Quote of the Post

“This is the image from which he was born...... Characters are not born, like people, of woman; they are born of a situation, a sentence, a metaphor, containing in a nutshell a basic human possibility......the characters in my novels are my own unrealized possibilities. That is why I am equally fond of them and equally horrified by them......” -- Milan Kundera

Friday, February 4, 2011

The Story

I am typing for all the writers, wanna-be novelists, and people who just happen to stumble across this page when I say that the story under construction is a baby. If you quit work on it, you have lost a child. While you may not feel quite that way, understand that there are points in the process of writing a book when you will feel disgusted with yourself for writing something; perfectly natural. If you don't feel like an asshole for giving a character a traumatic background, you are an insensitive person. There are also times when you will feel so proud of an idea, you almost cry. An example of the former:

In a story I am writing, the main character is blinded by a madman with a knife. At age seven. At age twelve, his uncle kills his mother. And father. And chases him out of the house with a knife. And puts a bounty on his head. His uncle forced him to live as a thief, when he had spent his entire early life as a prince. And in that city, bad thieves didn't stay thieves longer than they stayed six feet under in unholy ground. Nor did the necromancers let them stay underground more than a week.

The point of that? That you don't have to be kind to your characters. They don't have to live perfect lives, in perfect homes, with a perfect family and perfect friends, all living in a perfect city, in a perfect country, with only a small skirmish going on in the far corner of the planet the thing that disrupts the beauty. You can make your character's lives a living hell, from having friends die to family members, from having a papercut to having a limb slowly sawn off by a blunt dagger. But if you don't feel like a terrible person, an asshole that doesn't deserve to live, a right bastard after doing that, you don't know your characters well enough. Your characters should be your friends, whether they are the kind of people you would befriend or not.

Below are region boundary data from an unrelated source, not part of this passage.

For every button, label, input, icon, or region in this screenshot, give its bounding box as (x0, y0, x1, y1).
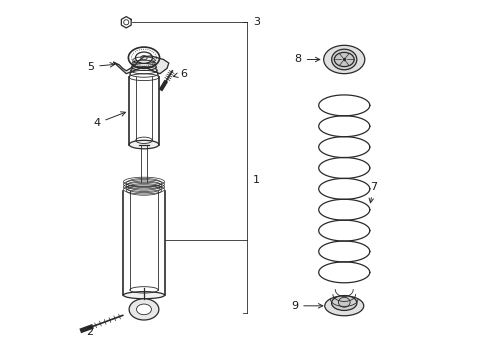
Ellipse shape (123, 292, 165, 299)
Text: 6: 6 (173, 69, 188, 79)
Text: 3: 3 (253, 17, 260, 27)
Text: 8: 8 (294, 54, 320, 64)
Text: 5: 5 (87, 62, 115, 72)
Polygon shape (114, 56, 169, 74)
Ellipse shape (334, 53, 354, 67)
Ellipse shape (339, 297, 350, 307)
Ellipse shape (325, 296, 364, 316)
Text: 9: 9 (291, 301, 323, 311)
Ellipse shape (129, 140, 159, 149)
Ellipse shape (137, 304, 151, 315)
Ellipse shape (332, 296, 357, 310)
Text: 7: 7 (369, 182, 377, 203)
Ellipse shape (324, 45, 365, 74)
Ellipse shape (129, 299, 159, 320)
Text: 1: 1 (253, 175, 260, 185)
Text: 4: 4 (93, 112, 125, 128)
Ellipse shape (332, 49, 357, 70)
Text: 2: 2 (86, 327, 93, 337)
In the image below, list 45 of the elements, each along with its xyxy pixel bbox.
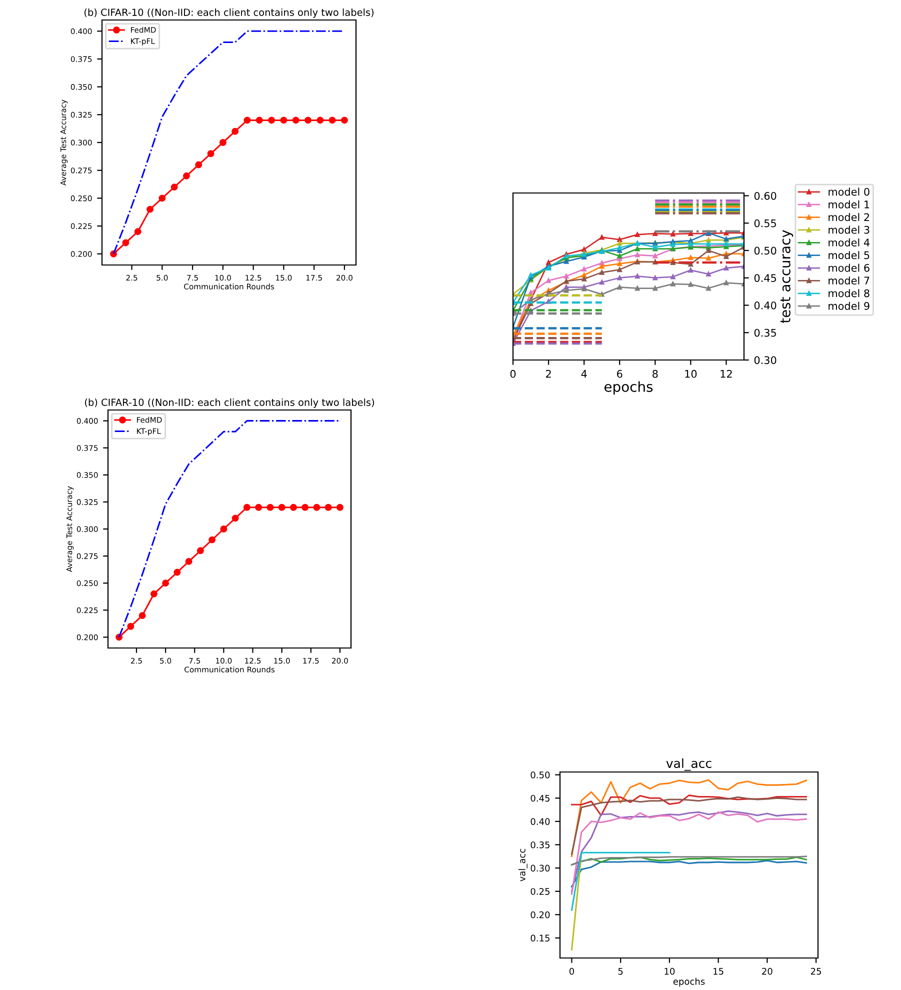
y-tick-label: 0.40 [754,301,776,310]
y-tick-label: 0.20 [530,911,550,918]
y-tick-label: 0.45 [754,274,776,282]
y-tick-label: 0.35 [754,328,776,337]
legend-label: model 6 [828,264,870,272]
x-tick-label: 20 [762,968,772,975]
legend-label: model 2 [828,213,870,222]
y-tick-label: 0.40 [530,818,550,825]
y-tick-label: 0.45 [530,794,550,802]
y-tick-label: 0.25 [530,888,550,895]
x-tick-label: 0 [510,370,516,378]
x-tick-label: 12 [720,370,732,378]
legend-label: model 5 [828,251,870,260]
y-tick-label: 0.55 [754,219,776,228]
chart-title: val_acc [666,758,712,771]
legend-label: model 0 [828,188,870,196]
x-tick-label: 10 [685,370,697,378]
x-tick-label: 6 [617,370,622,378]
legend-label: model 3 [828,226,870,234]
x-axis-title: epochs [604,381,653,395]
legend-label: model 8 [828,289,870,298]
legend-label: model 1 [828,200,870,208]
x-tick-label: 0 [569,968,574,975]
x-tick-label: 4 [581,370,587,378]
chart-title: (b) CIFAR-10 ((Non-IID: each client contains only two labels) [85,398,374,408]
x-tick-label: 25 [810,968,821,975]
x-tick-label: 8 [652,370,658,378]
y-tick-label: 0.35 [530,841,550,848]
legend-label: model 9 [828,302,870,310]
x-axis-title: epochs [673,978,705,987]
y-tick-label: 0.50 [530,772,550,778]
x-tick-label: 15 [714,968,724,975]
y-tick-label: 0.15 [530,934,550,942]
legend-label: model 4 [828,238,870,246]
y-tick-label: 0.50 [754,246,776,255]
y-tick-label: 0.30 [754,356,776,364]
chart-title: (b) CIFAR-10 ((Non-IID: each client contains only two labels) [84,8,374,18]
y-axis-title: test accuracy [780,230,794,323]
legend-label: model 7 [828,276,870,285]
x-tick-label: 5 [618,968,623,975]
y-tick-label: 0.60 [754,192,776,200]
x-tick-label: 2 [546,370,551,378]
y-tick-label: 0.30 [530,864,550,872]
x-tick-label: 10 [664,968,675,975]
y-axis-title: val_acc [518,848,528,882]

Not only do the characters speak to you, however; the story should as well. If you have difficulty writing a scene, and have tried five times without success, you can do one of two things: 

Change setting--if you are having trouble writing something in a particular setting I find that the setting ends up pushing you into a rut of bad writing. The story doesn't like that setting. Nor does it like jerky acting by the characters.

WAIT--if a change of setting doesn't help, the story isn't ready for that part yet!!! So simple, isn't it? Maybe put another chapter in, or two, or ten, but don't try to force it out. It makes for bad writing.

You see the theme here? Bad writing=bad. Quite simple, hmm?
It will happen to everyone at one time or another; however, if you do not correct it when you are able, you are the one at fault and not the story or your imagination.